= Charlotte Glennie =

New Zealand journalist

Charlotte Glennie (born c. 1972) is a New Zealand journalist, who became the first Asia correspondent for Television New Zealand. She reported on the 2004 Indian Ocean earthquake and tsunami that followed, and won the Supreme and Best Senior Reporter Qantas Media Awards, and the New Zealand Special Service Medal (Asian tsunami) for her coverage. She then became the China correspondent for the Australia Network. Following that Glennie freelanced for the BBC at its Asia hub in Singapore, then worked for UNICEF Australia and The Smith Family. Most recently she has written the best-selling memoir Every Second Counts about journalism, including a professional and personal account of her career, published by Moa Press and Hachette in March, 2026.

==Early life and education==
Glennie grew up in Auckland, where she attended the Diocesan School for Girls. The school presented her in 2006 with a Women2Watch award for former pupils. She has Bachelor of Laws and Bachelor of Arts degrees from the University of Otago, and a Diploma in Journalism from the Auckland University of Technology in 1995.

==Journalistic career==
She has worked as a radio newsreader, and covered New Zealand's first MMP election in 1996 as a reporter in the parliamentary press gallery.

Reporting for Close Up, she covered the first visit of a New Zealand warship to a Russian port on 10 June 2005. To film the visit, she accompanied the Royal New Zealand Navy from Nagoya, Japan, travelling aboard HMNZS Endeavour and HMNZS Te Mana to the port of Vladivostok. During the voyage she was transferred via rope between the two New Zealand vessels. In October 2005, Glennie visited North Korea, and became the first New Zealand journalist to film there officially. For ONE News she covered the execution of Van Tuong Nguyen, reporting live outside Changi Prison.

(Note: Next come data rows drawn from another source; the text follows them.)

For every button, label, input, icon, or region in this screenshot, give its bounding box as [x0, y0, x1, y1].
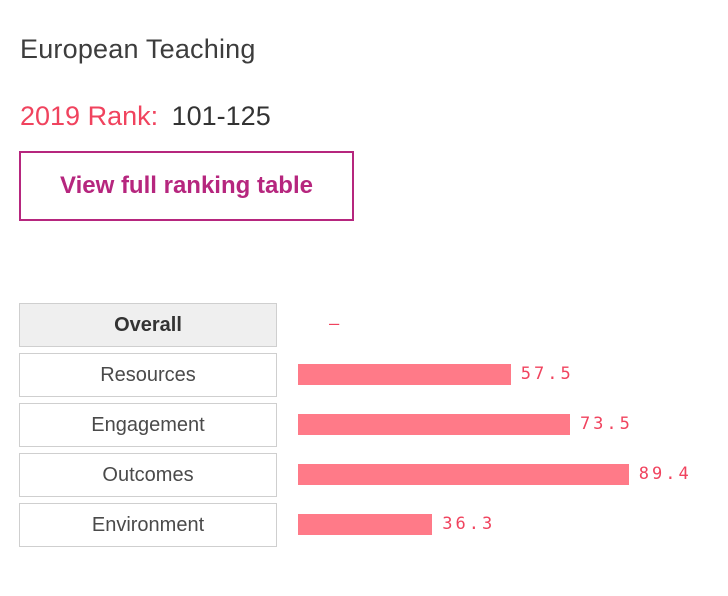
- metric-value-engagement: 73.5: [579, 414, 633, 434]
- section-title: European Teaching: [20, 34, 256, 64]
- rank-label: 2019 Rank:: [20, 101, 159, 131]
- metric-row-environment: Environment 36.3: [0, 503, 728, 547]
- metric-row-resources: Resources 57.5: [0, 353, 728, 397]
- rank-value: 101-125: [171, 101, 271, 131]
- metric-tab-resources[interactable]: Resources: [19, 353, 277, 397]
- metric-row-overall: Overall –: [0, 303, 728, 347]
- metric-bar-engagement: [298, 414, 570, 435]
- metric-row-engagement: Engagement 73.5: [0, 403, 728, 447]
- metric-value-overall: –: [329, 314, 343, 334]
- view-full-ranking-button[interactable]: View full ranking table: [19, 151, 354, 221]
- metric-tab-overall[interactable]: Overall: [19, 303, 277, 347]
- metric-bar-environment: [298, 514, 433, 535]
- metric-tab-outcomes[interactable]: Outcomes: [19, 453, 277, 497]
- metric-tab-environment[interactable]: Environment: [19, 503, 277, 547]
- metric-value-environment: 36.3: [442, 514, 496, 534]
- metric-bar-outcomes: [298, 464, 629, 485]
- rank-line: 2019 Rank: 101-125: [20, 101, 271, 132]
- metric-row-outcomes: Outcomes 89.4: [0, 453, 728, 497]
- metric-bar-resources: [298, 364, 511, 385]
- metric-value-outcomes: 89.4: [638, 464, 692, 484]
- metric-value-resources: 57.5: [520, 364, 574, 384]
- metric-tab-engagement[interactable]: Engagement: [19, 403, 277, 447]
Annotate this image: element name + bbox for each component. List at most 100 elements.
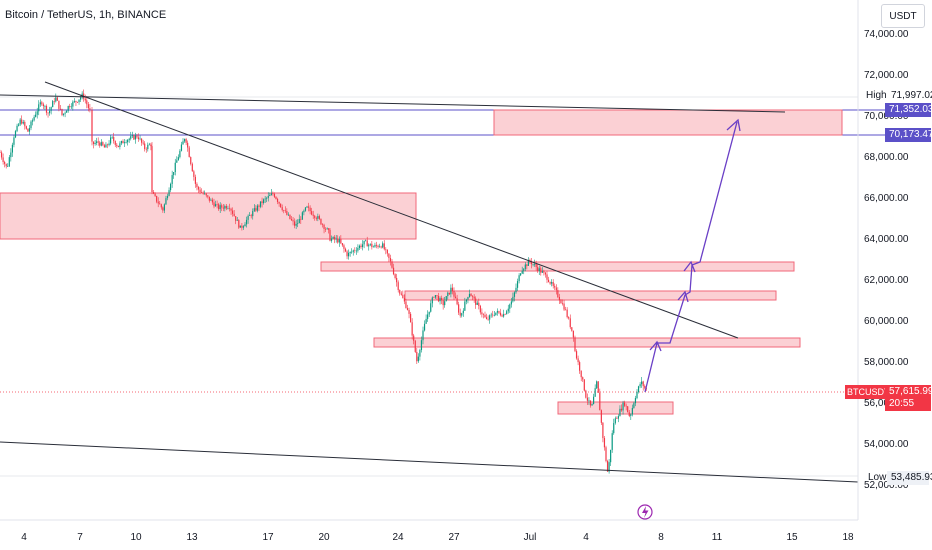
candle-body bbox=[599, 392, 601, 411]
candle-body bbox=[405, 301, 407, 308]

In 2006, TVNZ closed down the $500,000-a-year Hong Kong–based Asia bureau due to budget constraints. TVNZ Head of News and Current Affairs Bill Ralston made Glennie an offer to run the bureau from New Zealand, but she declined, deciding to remain working as a journalist in Asia. The Australia Network employed her in June 2006, and As of 2008 she was their China correspondent based in Beijing. In this role she covered the 2008 Sichuan earthquake, and reported on the 2008 Summer Olympics including air pollution, algae at the sailing venue, and preparations of the Chinese athletes. Members of her crew were assaulted outside a university in Xining, near Tibet, on 19 March 2008, while attempting to talk to some students; someone claiming to be the director of the university attacked both her interpreter and camera operator.

==Personal life==
She suffered a serious accident in Dubrovnik, Croatia, on 4 July 2001, falling 8 m down a cliff near a seaside swimming pool. The fall came at the conclusion of a 10-month personal tour travelling from New Zealand to London through Asia. Ambulance officers airlifted Glennie to hospital with multiple injuries including an open fractured femur. Her parents flew in to see her while she received surgery and treatment at the hospital in Dubrovnik. She transferred by private jet to Wellington Hospital in London, and later flew back to New Zealand to spend several weeks in Auckland City Hospital.